KUNICHIKA
COLLECTING JAPANESE PRINTS FEATURED MEIJI ARTIST
Toyohara Kunichika
1835 - 1900
Profile at a Glance:
Meiji Period woodblock print artist
Designs focused on Kabuki actor portraits and war scenes from military campaigns
Well-known for his large scale designs utilizing two and three sheet compositions
Ōshima Yasohachi, otherwise known as Toyohara Kunichika, was a woodblock print artist born on June 30, 1835, in the Kyobashi district of Edo. From the age of eleven, Kunichika studied under artist Toyohara Chikanobu before becoming an apprentice to ukiyo-e master Utagawa Kunisada I (Toyokuni III) in 1848.

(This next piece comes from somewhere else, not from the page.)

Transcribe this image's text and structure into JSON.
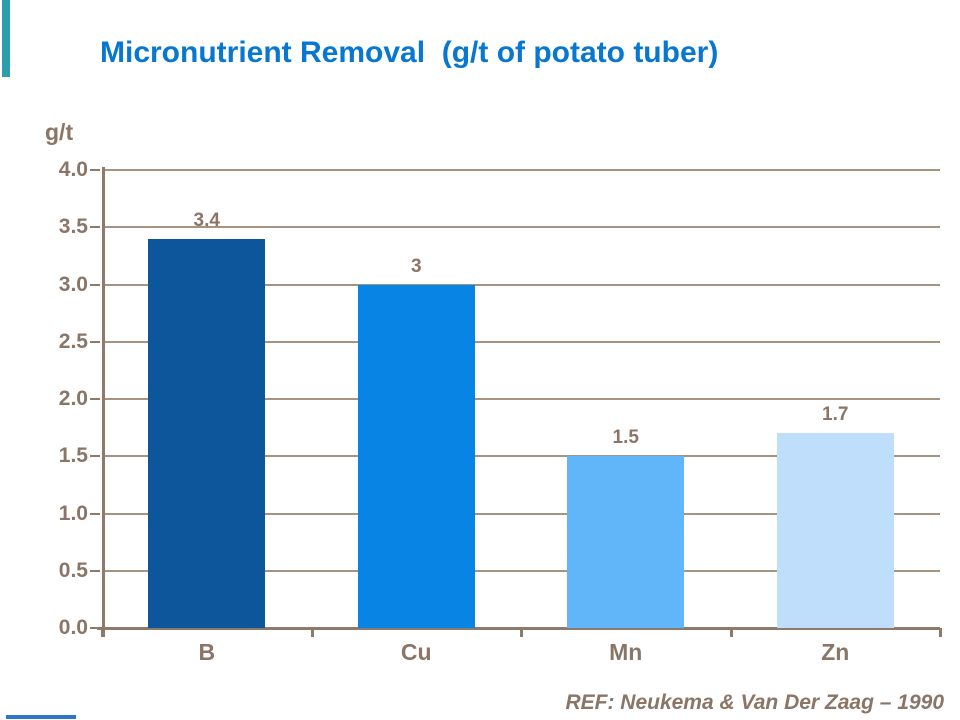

An ardent fan of Kabuki theatre, Kunichika went on to publish a series of yakusha-e, or actor prints in the following decades. He would often produce sketches before and during performances and at backstage rehearsals. Among the different styles of formatting are diptychs, triptychs, half-body portraits, and ogao-e, or "large face pictures." What sets Kunichika apart from the myriad of yakusha-e artists, however, is his innate ability to translate emotional depth; indeed, his work may be some of the most dramatic ever produced.
Alongside his contemporaries Yoshitoshi Tsukioka and Kiyochika Kobayashi, Kunichika is widely regarded as one of the three great ukiyo-e masters of the Meiji era. His unrelenting dedication to traditional means of production and style, as well as his masterful use of color, make Kunichika a rarity among artists of this genre.